ECLI:NL:RBDHA:2021:12215
Rechtbank Den Haag
- Eerste aanleg - enkelvoudig
- Rechtspraak.nl
Afwijzing van een verzoek om voorlopige voorziening in asielzaak na niet-ontvankelijk verklaring van asielaanvraag
In de zaak tussen de verzoeker en de staatssecretaris van Justitie en Veiligheid heeft de voorzieningenrechter van de Rechtbank Den Haag op 3 november 2021 uitspraak gedaan. De verzoeker had een asielaanvraag ingediend, maar deze werd door de staatssecretaris op 20 juli 2021 niet-ontvankelijk verklaard. Hierop heeft de verzoeker beroep ingesteld tegen dit besluit en verzocht om een voorlopige voorziening. De zitting vond plaats op 13 oktober 2021 in Middelburg, waar de verzoeker werd bijgestaan door zijn gemachtigde, mr. H.J. Metselaar, en een tolk, A.A. Fawzy, aanwezig was. De staatssecretaris werd vertegenwoordigd door zijn gemachtigde, mr.
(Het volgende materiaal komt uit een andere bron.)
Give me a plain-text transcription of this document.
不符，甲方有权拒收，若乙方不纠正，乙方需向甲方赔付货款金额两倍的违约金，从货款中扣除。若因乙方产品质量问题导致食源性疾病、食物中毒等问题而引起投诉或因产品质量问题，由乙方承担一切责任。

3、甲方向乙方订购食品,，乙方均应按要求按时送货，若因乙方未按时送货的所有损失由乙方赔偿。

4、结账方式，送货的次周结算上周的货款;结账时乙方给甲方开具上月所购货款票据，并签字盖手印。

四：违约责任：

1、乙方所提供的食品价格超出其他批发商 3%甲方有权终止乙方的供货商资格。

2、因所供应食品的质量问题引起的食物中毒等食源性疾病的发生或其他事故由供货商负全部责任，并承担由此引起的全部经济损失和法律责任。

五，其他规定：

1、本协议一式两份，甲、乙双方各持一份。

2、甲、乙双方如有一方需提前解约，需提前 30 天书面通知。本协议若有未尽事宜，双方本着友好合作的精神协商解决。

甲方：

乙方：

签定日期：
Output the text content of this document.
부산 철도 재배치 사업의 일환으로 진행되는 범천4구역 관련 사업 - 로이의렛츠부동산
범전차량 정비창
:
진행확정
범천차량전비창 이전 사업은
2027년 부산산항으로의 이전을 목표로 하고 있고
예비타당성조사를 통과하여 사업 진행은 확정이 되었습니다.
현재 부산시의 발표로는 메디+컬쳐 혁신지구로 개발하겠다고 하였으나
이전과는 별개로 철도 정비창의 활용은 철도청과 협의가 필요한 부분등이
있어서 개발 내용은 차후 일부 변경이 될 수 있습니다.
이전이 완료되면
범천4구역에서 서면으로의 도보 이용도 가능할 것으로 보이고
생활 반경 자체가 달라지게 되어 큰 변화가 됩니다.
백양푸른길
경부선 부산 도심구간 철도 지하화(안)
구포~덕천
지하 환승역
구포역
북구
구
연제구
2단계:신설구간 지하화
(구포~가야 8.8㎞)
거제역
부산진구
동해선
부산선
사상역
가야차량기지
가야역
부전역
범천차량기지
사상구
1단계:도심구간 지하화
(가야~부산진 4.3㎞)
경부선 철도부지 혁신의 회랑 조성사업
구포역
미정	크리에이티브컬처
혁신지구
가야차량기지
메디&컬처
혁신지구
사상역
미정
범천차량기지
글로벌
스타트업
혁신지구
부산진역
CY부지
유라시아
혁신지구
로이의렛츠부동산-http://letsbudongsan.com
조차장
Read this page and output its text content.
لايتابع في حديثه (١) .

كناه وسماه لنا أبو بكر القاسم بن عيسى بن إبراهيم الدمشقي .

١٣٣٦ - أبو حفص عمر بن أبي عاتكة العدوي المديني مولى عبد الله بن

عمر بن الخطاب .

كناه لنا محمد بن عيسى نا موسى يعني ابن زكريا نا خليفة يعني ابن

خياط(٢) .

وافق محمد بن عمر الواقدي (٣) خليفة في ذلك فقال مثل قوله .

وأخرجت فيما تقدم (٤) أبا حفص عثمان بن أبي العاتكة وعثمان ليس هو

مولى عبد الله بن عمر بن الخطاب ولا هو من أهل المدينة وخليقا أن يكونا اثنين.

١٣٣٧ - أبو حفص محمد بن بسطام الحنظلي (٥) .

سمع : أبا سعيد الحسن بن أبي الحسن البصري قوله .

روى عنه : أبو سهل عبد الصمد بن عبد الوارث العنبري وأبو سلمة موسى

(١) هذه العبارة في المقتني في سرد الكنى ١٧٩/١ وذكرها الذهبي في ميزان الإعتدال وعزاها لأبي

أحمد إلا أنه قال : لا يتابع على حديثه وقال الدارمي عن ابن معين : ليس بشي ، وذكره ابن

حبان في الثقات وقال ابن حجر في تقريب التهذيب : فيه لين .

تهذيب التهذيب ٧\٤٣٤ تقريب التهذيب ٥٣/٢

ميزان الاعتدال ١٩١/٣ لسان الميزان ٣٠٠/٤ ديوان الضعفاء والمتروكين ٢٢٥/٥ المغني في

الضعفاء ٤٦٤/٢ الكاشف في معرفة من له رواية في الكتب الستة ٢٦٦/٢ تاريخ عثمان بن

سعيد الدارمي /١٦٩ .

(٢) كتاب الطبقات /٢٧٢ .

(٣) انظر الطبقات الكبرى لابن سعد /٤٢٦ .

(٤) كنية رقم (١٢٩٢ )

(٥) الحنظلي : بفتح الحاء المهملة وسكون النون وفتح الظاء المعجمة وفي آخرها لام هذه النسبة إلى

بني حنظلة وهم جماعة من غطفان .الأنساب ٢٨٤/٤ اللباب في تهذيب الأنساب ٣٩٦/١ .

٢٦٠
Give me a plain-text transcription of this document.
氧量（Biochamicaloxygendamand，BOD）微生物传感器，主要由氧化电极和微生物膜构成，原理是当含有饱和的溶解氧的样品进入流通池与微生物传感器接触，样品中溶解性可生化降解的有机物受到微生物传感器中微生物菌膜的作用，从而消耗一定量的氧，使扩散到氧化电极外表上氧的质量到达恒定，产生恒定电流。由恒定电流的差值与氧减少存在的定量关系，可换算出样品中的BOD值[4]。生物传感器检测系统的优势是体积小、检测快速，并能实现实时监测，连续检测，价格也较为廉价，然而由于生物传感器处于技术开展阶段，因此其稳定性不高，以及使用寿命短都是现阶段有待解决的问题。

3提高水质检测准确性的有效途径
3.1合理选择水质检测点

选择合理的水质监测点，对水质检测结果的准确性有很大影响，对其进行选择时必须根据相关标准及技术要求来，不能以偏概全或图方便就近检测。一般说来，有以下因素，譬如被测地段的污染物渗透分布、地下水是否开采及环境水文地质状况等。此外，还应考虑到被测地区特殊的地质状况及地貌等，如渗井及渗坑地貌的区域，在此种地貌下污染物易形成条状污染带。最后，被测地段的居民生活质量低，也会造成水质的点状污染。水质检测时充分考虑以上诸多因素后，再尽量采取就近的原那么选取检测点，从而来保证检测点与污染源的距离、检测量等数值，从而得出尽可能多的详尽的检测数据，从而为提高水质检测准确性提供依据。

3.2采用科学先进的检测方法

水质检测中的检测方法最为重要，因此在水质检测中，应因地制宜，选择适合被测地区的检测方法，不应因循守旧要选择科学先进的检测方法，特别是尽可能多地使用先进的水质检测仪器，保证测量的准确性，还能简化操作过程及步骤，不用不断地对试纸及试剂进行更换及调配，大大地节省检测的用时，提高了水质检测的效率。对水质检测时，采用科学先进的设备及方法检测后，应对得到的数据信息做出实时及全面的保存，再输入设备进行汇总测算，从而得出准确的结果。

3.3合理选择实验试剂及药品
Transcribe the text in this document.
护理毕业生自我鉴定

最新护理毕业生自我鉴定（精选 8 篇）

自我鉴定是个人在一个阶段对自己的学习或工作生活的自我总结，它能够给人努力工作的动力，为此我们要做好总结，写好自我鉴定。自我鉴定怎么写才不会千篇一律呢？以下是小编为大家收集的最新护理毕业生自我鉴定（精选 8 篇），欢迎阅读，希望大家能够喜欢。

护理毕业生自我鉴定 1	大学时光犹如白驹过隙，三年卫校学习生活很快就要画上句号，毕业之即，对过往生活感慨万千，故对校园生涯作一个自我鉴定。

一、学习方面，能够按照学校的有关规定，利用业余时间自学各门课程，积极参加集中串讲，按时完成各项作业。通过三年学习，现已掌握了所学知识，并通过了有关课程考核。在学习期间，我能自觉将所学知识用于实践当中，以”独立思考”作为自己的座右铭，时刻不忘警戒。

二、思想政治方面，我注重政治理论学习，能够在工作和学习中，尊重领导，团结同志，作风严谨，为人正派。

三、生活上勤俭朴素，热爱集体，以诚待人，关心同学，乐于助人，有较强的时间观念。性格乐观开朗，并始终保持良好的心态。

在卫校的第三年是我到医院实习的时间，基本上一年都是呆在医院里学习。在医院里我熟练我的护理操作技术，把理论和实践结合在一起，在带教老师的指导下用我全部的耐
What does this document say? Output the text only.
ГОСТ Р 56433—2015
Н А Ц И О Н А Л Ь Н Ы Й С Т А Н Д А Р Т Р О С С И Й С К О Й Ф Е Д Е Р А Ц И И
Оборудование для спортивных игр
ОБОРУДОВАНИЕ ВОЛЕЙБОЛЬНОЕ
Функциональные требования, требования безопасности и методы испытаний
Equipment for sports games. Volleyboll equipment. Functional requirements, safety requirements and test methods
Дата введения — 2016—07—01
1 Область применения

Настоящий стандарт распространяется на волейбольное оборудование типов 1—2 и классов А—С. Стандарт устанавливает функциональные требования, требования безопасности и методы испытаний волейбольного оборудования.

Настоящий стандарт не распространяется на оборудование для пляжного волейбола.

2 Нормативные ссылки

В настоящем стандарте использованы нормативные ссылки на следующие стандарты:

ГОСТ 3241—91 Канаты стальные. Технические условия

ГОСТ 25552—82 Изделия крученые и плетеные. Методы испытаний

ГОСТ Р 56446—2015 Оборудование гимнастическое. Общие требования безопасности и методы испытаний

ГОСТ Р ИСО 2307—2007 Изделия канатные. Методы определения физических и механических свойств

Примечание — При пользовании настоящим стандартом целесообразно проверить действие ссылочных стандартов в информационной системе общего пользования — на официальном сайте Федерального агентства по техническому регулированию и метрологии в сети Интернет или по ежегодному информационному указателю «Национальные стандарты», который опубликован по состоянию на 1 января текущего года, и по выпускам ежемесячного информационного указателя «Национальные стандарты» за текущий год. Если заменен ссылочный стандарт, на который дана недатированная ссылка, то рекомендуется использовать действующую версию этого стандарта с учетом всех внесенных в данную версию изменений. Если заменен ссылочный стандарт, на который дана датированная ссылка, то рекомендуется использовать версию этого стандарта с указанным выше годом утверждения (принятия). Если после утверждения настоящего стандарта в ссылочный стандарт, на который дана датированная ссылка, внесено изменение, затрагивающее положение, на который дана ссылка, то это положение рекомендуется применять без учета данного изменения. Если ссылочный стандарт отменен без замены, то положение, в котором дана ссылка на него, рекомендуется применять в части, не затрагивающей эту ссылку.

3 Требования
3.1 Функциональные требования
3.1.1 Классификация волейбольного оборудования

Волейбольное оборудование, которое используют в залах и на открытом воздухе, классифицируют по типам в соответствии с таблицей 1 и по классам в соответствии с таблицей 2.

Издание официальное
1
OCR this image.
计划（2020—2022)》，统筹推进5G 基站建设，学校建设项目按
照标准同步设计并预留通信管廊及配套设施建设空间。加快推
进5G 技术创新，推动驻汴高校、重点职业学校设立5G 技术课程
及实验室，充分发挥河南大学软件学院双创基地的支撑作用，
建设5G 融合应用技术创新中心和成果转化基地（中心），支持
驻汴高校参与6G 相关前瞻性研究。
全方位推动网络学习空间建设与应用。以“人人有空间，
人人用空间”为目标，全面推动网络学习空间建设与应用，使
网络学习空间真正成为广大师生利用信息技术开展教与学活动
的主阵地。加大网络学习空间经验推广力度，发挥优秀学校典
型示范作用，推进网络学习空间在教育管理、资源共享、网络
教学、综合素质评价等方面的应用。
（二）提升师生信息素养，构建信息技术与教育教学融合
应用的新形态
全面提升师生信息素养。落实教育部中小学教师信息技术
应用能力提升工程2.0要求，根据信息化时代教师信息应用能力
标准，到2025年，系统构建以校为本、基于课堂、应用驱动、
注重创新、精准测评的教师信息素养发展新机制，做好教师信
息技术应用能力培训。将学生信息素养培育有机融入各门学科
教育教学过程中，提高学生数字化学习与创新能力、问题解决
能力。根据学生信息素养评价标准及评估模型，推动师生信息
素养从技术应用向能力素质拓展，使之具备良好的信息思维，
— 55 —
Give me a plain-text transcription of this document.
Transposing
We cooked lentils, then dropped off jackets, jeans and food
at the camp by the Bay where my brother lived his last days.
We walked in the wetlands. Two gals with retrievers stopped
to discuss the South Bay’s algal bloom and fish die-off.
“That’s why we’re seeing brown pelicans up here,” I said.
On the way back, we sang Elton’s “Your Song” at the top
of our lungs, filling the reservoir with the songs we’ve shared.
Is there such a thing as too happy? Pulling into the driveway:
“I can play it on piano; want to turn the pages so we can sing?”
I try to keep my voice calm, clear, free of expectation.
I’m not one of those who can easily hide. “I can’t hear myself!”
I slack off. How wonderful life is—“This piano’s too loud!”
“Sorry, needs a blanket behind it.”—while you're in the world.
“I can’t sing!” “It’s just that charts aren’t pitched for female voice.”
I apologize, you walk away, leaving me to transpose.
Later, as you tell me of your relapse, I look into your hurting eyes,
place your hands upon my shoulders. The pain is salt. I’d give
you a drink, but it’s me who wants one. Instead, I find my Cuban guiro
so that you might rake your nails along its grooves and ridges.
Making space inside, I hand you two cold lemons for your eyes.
R.C. van den Berg.
Tijdens de zitting werd het verzoek om voorlopige voorziening behandeld, samen met een andere zaak (NL21.11983). De rechtbank heeft in die andere zaak het beroep ongegrond verklaard. Gezien deze uitspraak heeft de voorzieningenrechter het verzoek om voorlopige voorziening afgewezen. De voorzieningenrechter oordeelde dat er geen aanleiding was voor een proceskostenveroordeling. De uitspraak werd gedaan door mr. W. Anker, in aanwezigheid van griffier mr. M.Ch. Grazell, en is openbaar gemaakt via een geanonimiseerde publicatie op de website van de rechtspraak.
Tegen deze uitspraak staat geen hoger beroep of verzet open, wat betekent dat de beslissing van de voorzieningenrechter definitief is.